Mary and Sam’s relationship exists as a rotted, fallen fig. What we witness is not simply what happened between them, but everything that didn’t: the life they (namely Mary) never claimed, the intimacy that never fully materialised, the version of themselves that could have existed outside the machinery of fame, image, and celebrity mythmaking. These absences linger thick in the air of Sam’s workshop, wrapped in the ghosts of costumes past, in the silhouettes Sam once constructed to shape Mary into the icon she became.
UMNIA's Footnote
Frankie's review gave such richness to my viewing of the film – armed with hauntology, I felt as if I held my breath and marvelled at the film at every turn. Of course, there are Sapphic churches everywhere for those with eyes to see, and yet two things stood out to me as being particularly poignant about the choices made here.
Mary, Halos, invoking ghosts and spirits – even the mention of Catholic sacrament as inspiration for a dress – seemed to hint at me why the love between these two women had to exist as a ghost.
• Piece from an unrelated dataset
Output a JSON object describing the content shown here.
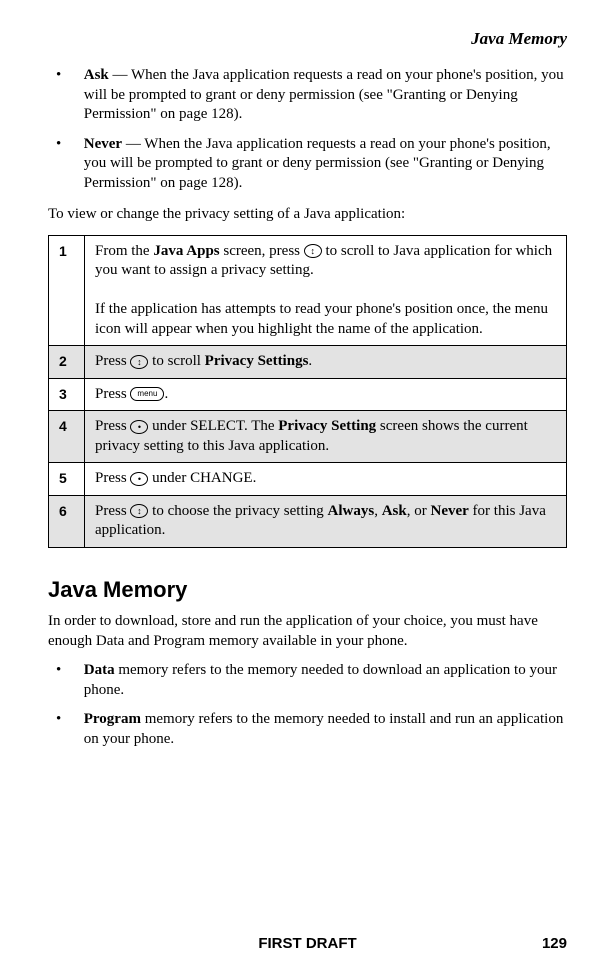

Repression, self-flagellation and resignation to fate become very, very loud themes when the film is seen through a religious lens.
There is so much love, so much chemistry and unspoken yearning for complete and consuming closeness, and two actors at the absolute top of their game.
Also, and I get to say this – it's not lost on me that Sam, the architect, the one who poured everything into them and got left in the cold with no credit, is a Black woman. So much of the grandeur of Pop music rests on a foundation of Black female expression, too often kept out of view. Credit becomes something of a luxury instead of a right. It wounds the first time. You learn not to let it wound you again.
What an absolute masterpiece of a film, and likely one to go over so many people's heads.